Project 7 - Diane Angell - Small Mammals and Prairies
Next summer we will continue projects trapping small mammals in remnant and restored prairies in and around Northfield. Prairies are one of our most endangered biomes and small mammals play crucial roles as predators, prey, seed dispersers and grazers.
We will have several goals this summer. We will trap at multiple locations to look at the species composition of remnant and restored prairies. We will explore the food resources that different species of small prairie mammals rely on by using stable isotope analysis of fur clippings. Finally we will continue to focus on the prairie vole (Microtus ochrogaster), a species categorized by the state of Minnesota as a species of special concern. The prairie vole has disappeared from much of southern Minnesota as prairie has been converted to cultivated land. Remaining populations are essentially isolated on small patches of prairie remnants. Research students need to be independent and motivated! Evenings setting traps and early morning trap checks are required.
Project 8 - Diane Angell - Biodiversity and Sustainable Agriculture
This project will be the start of a large collaborative group working on longer term research related to sustainable agriculture in and around Northfield.

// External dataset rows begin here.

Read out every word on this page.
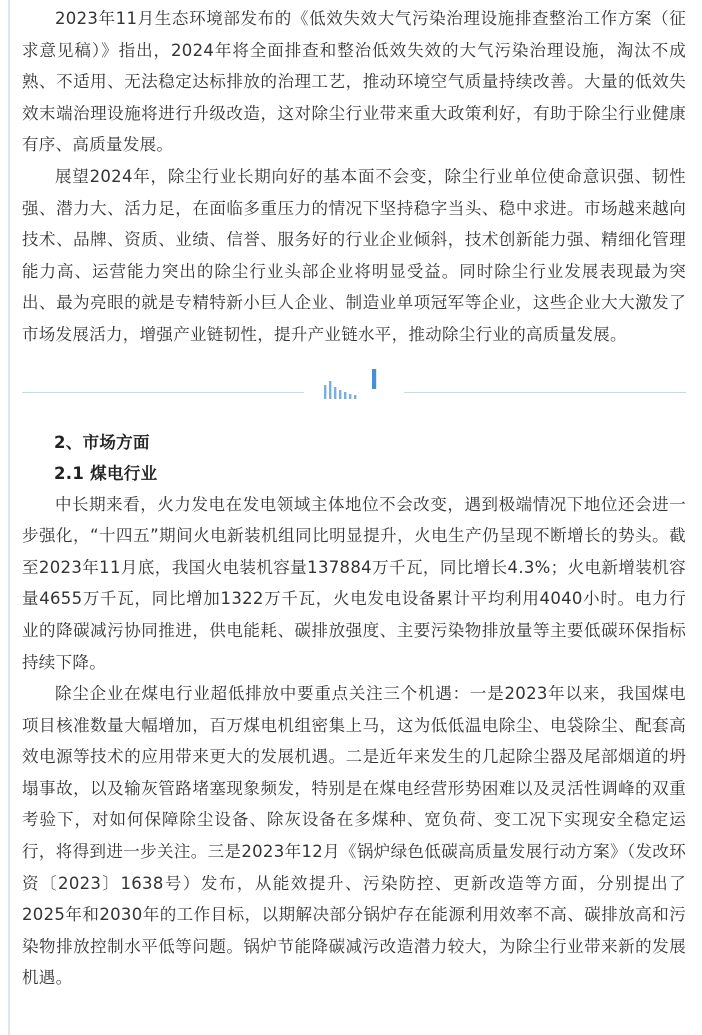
2023年11月生态环境部发布的《低效失效大气污染治理设施排查整治工作方案（征求意见稿）》指出，2024年将全面排查和整治低效失效的大气污染治理设施，淘汰不成熟、不适用、无法稳定达标排放的治理工艺，推动环境空气质量持续改善。大量的低效失效末端治理设施将进行升级改造，这对除尘行业带来重大政策利好，有助于除尘行业健康有序、高质量发展。

展望2024年，除尘行业长期向好的基本面不会变，除尘行业单位使命意识强、韧性强、潜力大、活力足，在面临多重压力的情况下坚持稳字当头、稳中求进。市场越来越向技术、品牌、资质、业绩、信誉、服务好的行业企业倾斜，技术创新能力强、精细化管理能力高、运营能力突出的除尘行业头部企业将明显受益。同时除尘行业发展表现最为突出、最为亮眼的就是专精特新小巨人企业、制造业单项冠军等企业，这些企业大大激发了市场发展活力，增强产业链韧性，提升产业链水平，推动除尘行业的高质量发展。

2、市场方面

2.1 煤电行业

中长期来看，火力发电在发电领域主体地位不会改变，遇到极端情况下地位还会进一步强化，“十四五”期间火电新装机组同比明显提升，火电生产仍呈现不断增长的势头。截至2023年11月底，我国火电装机容量137884万千瓦，同比增长4.3%；火电新增装机容量4655万千瓦，同比增加1322万千瓦，火电发电设备累计平均利用4040小时。电力行业的降碳减污协同推进，供电能耗、碳排放强度、主要污染物排放量等主要低碳环保指标持续下降。

除尘企业在煤电行业超低排放中要重点关注三个机遇：一是2023年以来，我国煤电项目核准数量大幅增加，百万煤电机组密集上马，这为低低温电除尘、电袋除尘、配套高效电源等技术的应用带来更大的发展机遇。二是近年来发生的几起除尘器及尾部烟道的坍塌事故，以及输灰管路堵塞现象频发，特别是在煤电经营形势困难以及灵活性调峰的双重考验下，对如何保障除尘设备、除灰设备在多煤种、宽负荷、变工况下实现安全稳定运行，将得到进一步关注。三是2023年12月《锅炉绿色低碳高质量发展行动方案》（发改环资〔2023〕1638号）发布，从能效提升、污染防控、更新改造等方面，分别提出了2025年和2030年的工作目标，以期解决部分锅炉存在能源利用效率不高、碳排放高和污染物排放控制水平低等问题。锅炉节能降碳减污改造潜力较大，为除尘行业带来新的发展机遇。
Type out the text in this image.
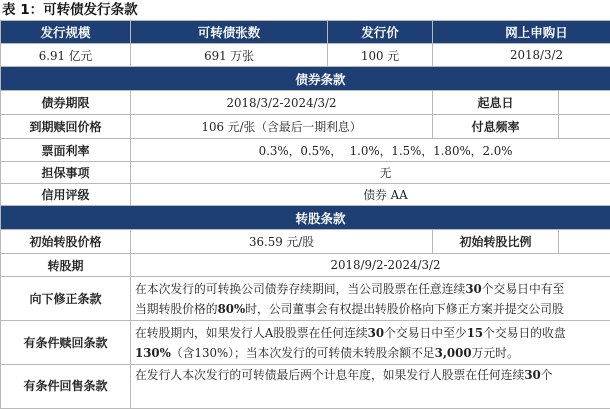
表 1：可转债发行条款
发行规模	可转债张数	发行价	网上申购日	
6.91 亿元	691 万张	100 元	2018/3/2	
债券条款				
债券期限	2018/3/2-2024/3/2		起息日	
到期赎回价格	106 元/张（含最后一期利息）		付息频率	
票面利率	0.3%，0.5%，  1.0%，1.5%，1.80%，2.0%			
担保事项	无			
信用评级	债券 AA			
转股条款				
初始转股价格	36.59 元/股		初始转股比例	
转股期	2018/9/2-2024/3/2			
向下修正条款	在本次发行的可转换公司债券存续期间，当公司股票在任意连续30个交易日中有至
当期转股价格的80%时，公司董事会有权提出转股价格向下修正方案并提交公司股			

有条件赎回条款	在转股期内，如果发行人A股股票在任何连续30个交易日中至少15个交易日的收盘
130%（含130%）；当本次发行的可转债未转股余额不足3,000万元时。			

有条件回售条款	在发行人本次发行的可转债最后两个计息年度，如果发行人股票在任何连续30个			
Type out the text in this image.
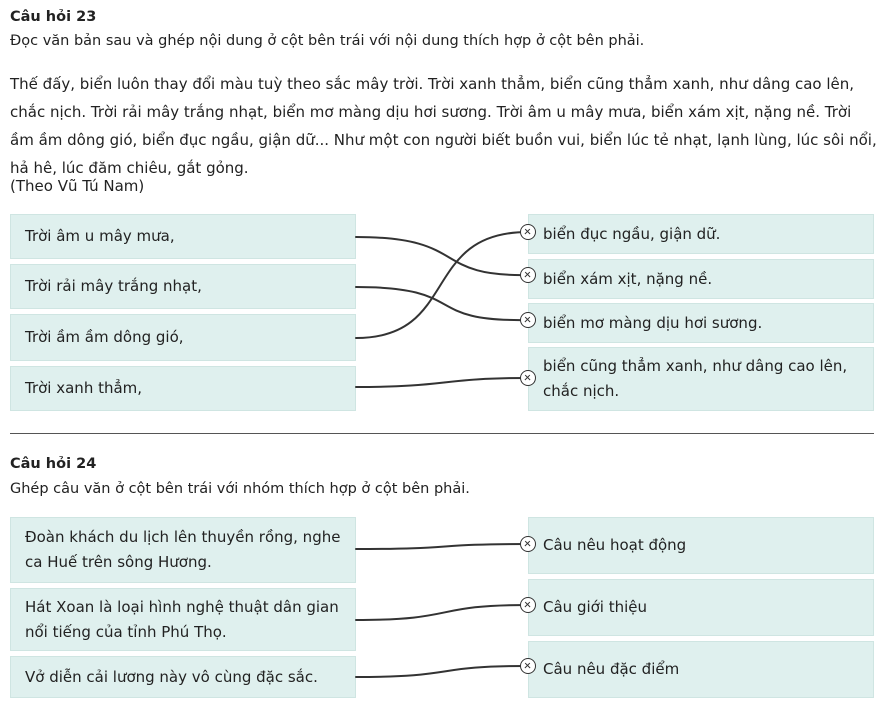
Câu hỏi 23
Đọc văn bản sau và ghép nội dung ở cột bên trái với nội dung thích hợp ở cột bên phải.
Thế đấy, biển luôn thay đổi màu tuỳ theo sắc mây trời. Trời xanh thẳm, biển cũng thẳm xanh, như dâng cao lên, chắc nịch. Trời rải mây trắng nhạt, biển mơ màng dịu hơi sương. Trời âm u mây mưa, biển xám xịt, nặng nề. Trời ầm ầm dông gió, biển đục ngầu, giận dữ... Như một con người biết buồn vui, biển lúc tẻ nhạt, lạnh lùng, lúc sôi nổi, hả hê, lúc đăm chiêu, gắt gỏng.
(Theo Vũ Tú Nam)
Trời âm u mây mưa,
Trời rải mây trắng nhạt,
Trời ầm ầm dông gió,
Trời xanh thẳm,
biển đục ngầu, giận dữ.
biển xám xịt, nặng nề.
biển mơ màng dịu hơi sương.
biển cũng thẳm xanh, như dâng cao lên, chắc nịch.
Câu hỏi 24
Ghép câu văn ở cột bên trái với nhóm thích hợp ở cột bên phải.
Đoàn khách du lịch lên thuyền rồng, nghe ca Huế trên sông Hương.
Hát Xoan là loại hình nghệ thuật dân gian nổi tiếng của tỉnh Phú Thọ.
Vở diễn cải lương này vô cùng đặc sắc.
Câu nêu hoạt động
Câu giới thiệu
Câu nêu đặc điểm
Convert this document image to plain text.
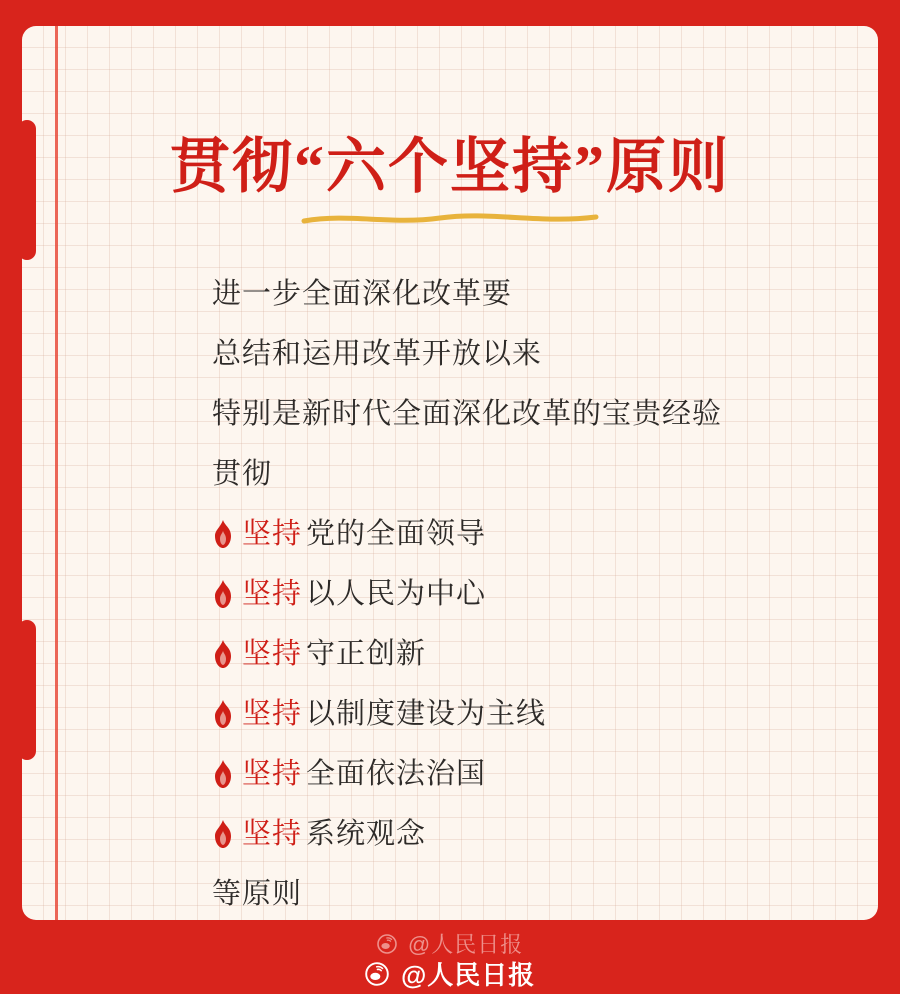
贯彻“六个坚持”原则
进一步全面深化改革要
总结和运用改革开放以来
特别是新时代全面深化改革的宝贵经验
贯彻
坚持 党的全面领导
坚持 以人民为中心
坚持 守正创新
坚持 以制度建设为主线
坚持 全面依法治国
坚持 系统观念
等原则
@人民日报
@人民日报
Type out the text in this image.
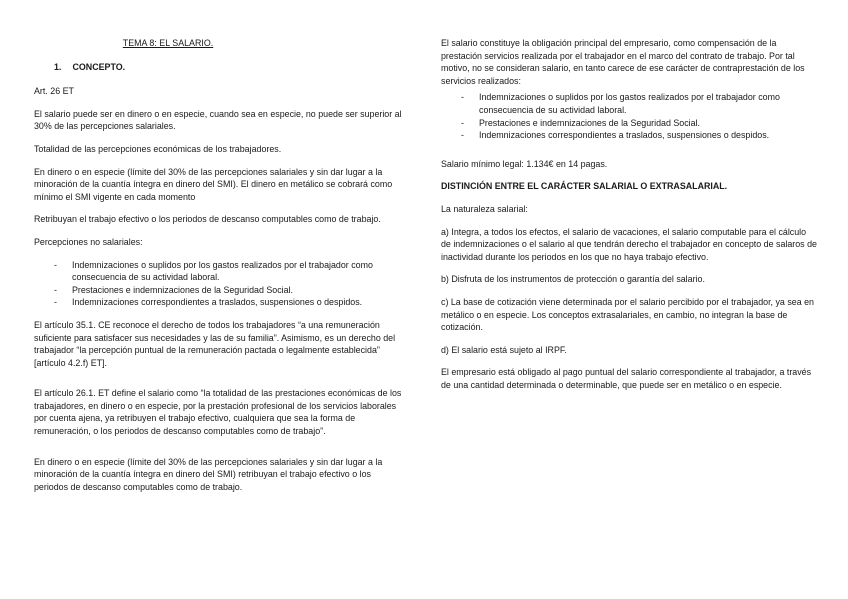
TEMA 8: EL SALARIO.
1. CONCEPTO.

Art. 26 ET

El salario puede ser en dinero o en especie, cuando sea en especie, no puede ser superior al 30% de las percepciones salariales.

Totalidad de las percepciones económicas de los trabajadores.

En dinero o en especie (límite del 30% de las percepciones salariales y sin dar lugar a la minoración de la cuantía íntegra en dinero del SMI). El dinero en metálico se cobrará como mínimo el SMI vigente en cada momento

Retribuyan el trabajo efectivo o los periodos de descanso computables como de trabajo.

Percepciones no salariales:

- Indemnizaciones o suplidos por los gastos realizados por el trabajador como consecuencia de su actividad laboral.
- Prestaciones e indemnizaciones de la Seguridad Social.
- Indemnizaciones correspondientes a traslados, suspensiones o despidos.

El artículo 35.1. CE reconoce el derecho de todos los trabajadores “a una remuneración suficiente para satisfacer sus necesidades y las de su familia”. Asimismo, es un derecho del trabajador “la percepción puntual de la remuneración pactada o legalmente establecida” [artículo 4.2.f) ET].

El artículo 26.1. ET define el salario como “la totalidad de las prestaciones económicas de los trabajadores, en dinero o en especie, por la prestación profesional de los servicios laborales por cuenta ajena, ya retribuyen el trabajo efectivo, cualquiera que sea la forma de remuneración, o los periodos de descanso computables como de trabajo”.

En dinero o en especie (límite del 30% de las percepciones salariales y sin dar lugar a la minoración de la cuantía íntegra en dinero del SMI) retribuyan el trabajo efectivo o los periodos de descanso computables como de trabajo.

El salario constituye la obligación principal del empresario, como compensación de la prestación servicios realizada por el trabajador en el marco del contrato de trabajo. Por tal motivo, no se consideran salario, en tanto carece de ese carácter de contraprestación de los servicios realizados:

- Indemnizaciones o suplidos por los gastos realizados por el trabajador como consecuencia de su actividad laboral.
- Prestaciones e indemnizaciones de la Seguridad Social.
- Indemnizaciones correspondientes a traslados, suspensiones o despidos.

Salario mínimo legal: 1.134€ en 14 pagas.

DISTINCIÓN ENTRE EL CARÁCTER SALARIAL O EXTRASALARIAL.

La naturaleza salarial:

a) Integra, a todos los efectos, el salario de vacaciones, el salario computable para el cálculo de indemnizaciones o el salario al que tendrán derecho el trabajador en concepto de salaros de inactividad durante los periodos en los que no haya trabajo efectivo.

b) Disfruta de los instrumentos de protección o garantía del salario.

c) La base de cotización viene determinada por el salario percibido por el trabajador, ya sea en metálico o en especie. Los conceptos extrasalariales, en cambio, no integran la base de cotización.

d) El salario está sujeto al IRPF.

El empresario está obligado al pago puntual del salario correspondiente al trabajador, a través de una cantidad determinada o determinable, que puede ser en metálico o en especie.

Understanding and quantifying the effects of different agricultural practices on biodiversity continues to be important as farmers and government entities consider the costs and benefits of these practices. We will collaborate with other St. Olaf faculty to compare the pollinator, bird and small mammal diversity on different farms. Pollinator surveys will focus on bumblebees (Bombus spp.) and will follow up on surveys conducted during the summer and fall of 2011. Birds will be surveyed visually and small mammals will be live trapped. A knowledge of area birds and a willingness to learn the different Minnesota bumblebees will be important. Research students also need to be flexible and comfortable working with a variety of people with different backgrounds as they interact with local farmers.